史载北魏大军就此困顿在钟离城下,久攻不克,伤亡惨重,士气渐渐转衰。公元495年春3月,随着春汛的到来,淮河水位如期上涨,而南齐帝国北上援助钟离的水军已经沿淮河西进,大有切断魏军退路之势。此时此刻,元宏不得已在钟离城附近淮河两岸修筑营垒,同时在淮河中央的邵阳洲(淮河中间的冲击小岛)上也修筑营垒,并用栅栏连接3营,来打通两岸联系,并以此来切断淮河,阻挡南齐援军。但事与愿违,战争不是过家家,如果你违反了客观规律,就一定会被狠狠惩罚,当春汛来临,河道通畅之时,南齐军补给充足,而水战又不是魏军所长,南齐右卫将军萧坦之派军主裴叔业对魏军在淮河两岸新修筑的2个营垒发动攻击,全部攻克,魏军的“切断淮河计划”就此泡汤。
此时,北魏帝国在淮河南岸钟离城下还驻扎着大量野战军主力,孝文帝元宏于是计划在淮河南岸重新构筑营垒,做长期驻军打算。并用诏书询问相州州长高闾的意见。
高闾在战前就是阻战派,见皇帝询问,立即上书发表意见:“敌人土地东西辽阔,在淮河南岸修筑营垒,补给难以保障,如驻军稀少,势必又难以支撑。当年世祖皇帝拓跋焘以排山倒海的威力,率数十万精锐南下(参考“瓜步之役”),在没有攻克支点大城市时,后来班师回国,也没留下一兵一卒,把一条最小的街道并入领土。如今,我们的困难比当年还要加倍,天气即将转热,雨水还要增加,希望陛下追随世祖脚步,反转车轮,先行全力经营新都洛阳,充实战力,观察形势,只要我国内部和睦,南方的敌人迟早会归顺我们!”

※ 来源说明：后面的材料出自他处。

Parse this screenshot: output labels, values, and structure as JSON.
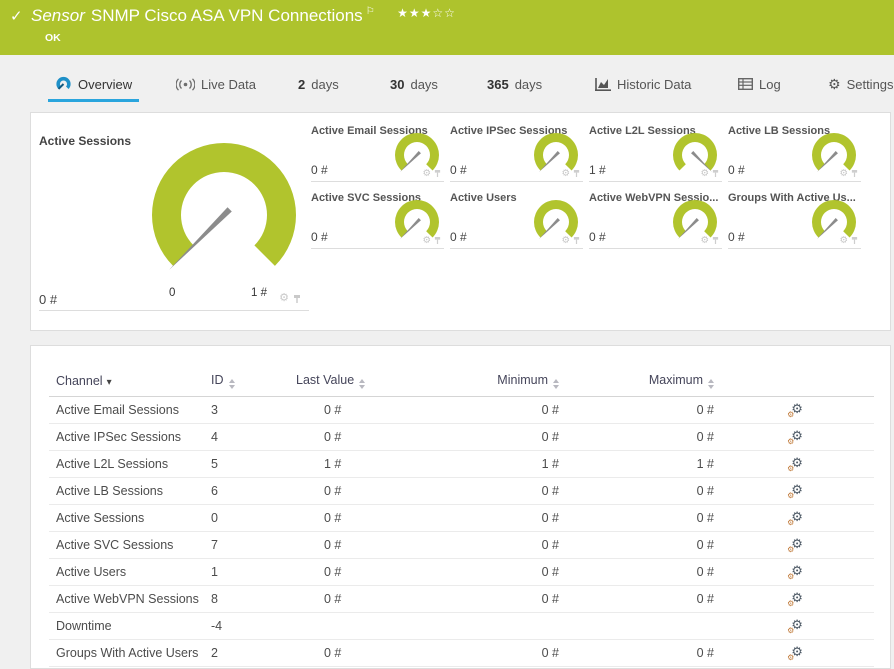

史书的记载,乍一看似乎魏孝文帝此时举棋不定,向大臣问计,其实元宏向远在天边,并未随军南征的“阻战派”高闾问计,其实已经表明了他心生退意,“问计”本身就是给自己未来的“撤兵”找个台阶下下。高闾建议退军,元宏自然顺水推舟,下令魏军全线回撤。
故事讲到这儿,大家可能会疑惑,魏军已经兵临城下,围困了寿阳以及钟离,为啥就这样轻易回撤呢?原因当然不止远在相州的高闾所说的因素,这次退军的直接导火索却是一个月前,元宏无比信任的王肃(自比孔明的南齐降将,参考“我的中国心”)以及前刘宋帝国九王爷刘昶统帅的中路军在义阳城下打的一个大败仗……
义阳(河南省信阳市)是淮河上游一个军事重镇,虽然地位没有寿阳、钟离那么重要,但是它扼守淮河上游,距离魏军中线攻击出发地悬瓠城(河南省驻马店市)十分接近,如果魏军不能拿下义阳,当南齐水军纵横淮河之上时,义阳驻军随时可以攻击悬瓠城,从而从侧翼打击魏军补给线,威胁淮河南岸兵团主力的安全。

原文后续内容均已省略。